FT-IR micro-spectroscopy for imaging the extracellular matrix composition in biofilms

Abstract

AbstractMicroorganisms form granules by embedding themselves in an extracellular matrix through the secretion of extracellular polymeric substances (EPS). The extracellular matrix is a complex structure comprising of e.g. proteins, polysaccharides, lipids, and extracellular DNA. Understanding the function of individual EPS components within the matrix not only requires knowledge on the composition of the extracellular matrix, but also on the spatial distribution of said components. Molecular imaging like e.g. fluorescence microscopy have been used for the visualization of the extracellular matrix, but these target specific molecules. Untargeted approaches like FT-IR micro-spectroscopy would allow for a broader exploration. In this study FT-IR micro-spectroscopy analysis was implemented on sliced anaerobic granular sludge to explore the EPS distribution. Visualization of single wavenumber absorbance showed a higher polysaccharide content in the EPS at the granule perimeter, shifting to a higher protein concentration toward the centre. The boundary of this shift was approximately 150 µm from the surface, which was in accordance with the layer of fermentative bacteria described in literature. The complexity in the polymer composition meant that many functional groups were overlapping, making FT-IR annotation challenging. To address this, principal component analysis and two-dimensional correlation spectroscopy analysis were included in the analysis. These methods enabled the identification of overlapping functional groups and correlations between functional groups.
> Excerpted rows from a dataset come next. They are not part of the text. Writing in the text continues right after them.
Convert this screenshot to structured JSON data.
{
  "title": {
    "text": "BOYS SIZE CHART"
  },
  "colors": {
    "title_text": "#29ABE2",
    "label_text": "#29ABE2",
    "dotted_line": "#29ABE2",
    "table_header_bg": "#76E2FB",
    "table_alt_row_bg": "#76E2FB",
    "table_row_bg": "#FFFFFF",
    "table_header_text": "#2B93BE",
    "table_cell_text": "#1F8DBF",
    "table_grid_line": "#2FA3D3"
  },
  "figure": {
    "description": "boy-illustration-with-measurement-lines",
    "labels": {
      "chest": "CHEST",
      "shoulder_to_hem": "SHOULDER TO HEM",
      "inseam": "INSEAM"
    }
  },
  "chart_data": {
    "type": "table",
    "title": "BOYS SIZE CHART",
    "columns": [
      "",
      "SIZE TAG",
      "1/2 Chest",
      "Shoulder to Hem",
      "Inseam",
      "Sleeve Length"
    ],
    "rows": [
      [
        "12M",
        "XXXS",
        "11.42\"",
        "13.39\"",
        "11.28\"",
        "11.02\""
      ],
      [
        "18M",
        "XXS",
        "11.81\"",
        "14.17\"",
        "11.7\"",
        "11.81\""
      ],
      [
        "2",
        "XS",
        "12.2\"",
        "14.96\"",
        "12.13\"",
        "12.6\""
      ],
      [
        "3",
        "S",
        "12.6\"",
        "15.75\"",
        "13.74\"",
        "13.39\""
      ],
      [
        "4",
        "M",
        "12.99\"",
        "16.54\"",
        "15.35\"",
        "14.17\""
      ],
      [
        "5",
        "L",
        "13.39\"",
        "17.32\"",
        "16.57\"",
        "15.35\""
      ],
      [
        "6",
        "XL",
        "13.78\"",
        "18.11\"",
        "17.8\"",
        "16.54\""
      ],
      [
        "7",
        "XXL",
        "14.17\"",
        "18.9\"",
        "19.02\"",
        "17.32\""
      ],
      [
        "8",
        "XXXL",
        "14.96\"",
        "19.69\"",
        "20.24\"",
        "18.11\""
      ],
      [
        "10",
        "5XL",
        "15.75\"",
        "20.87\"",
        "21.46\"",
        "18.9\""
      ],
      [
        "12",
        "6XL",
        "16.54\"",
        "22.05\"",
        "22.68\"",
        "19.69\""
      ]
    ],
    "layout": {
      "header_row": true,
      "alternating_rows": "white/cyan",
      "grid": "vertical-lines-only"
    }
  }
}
Positive correlations between protein and polysaccharide functional groups suggested the presence of glycoproteins, which has been regularly described in chemical EPS analysis studies. Additionally, correlations between sulfated compounds and protein/polysaccharide functional groups indicated potential co-localization in the extracellular matrix. Differences in positive correlations of sialic acids with polysaccharides suggest variations in polysaccharide compositions, possibly caused by differences in the microbial community.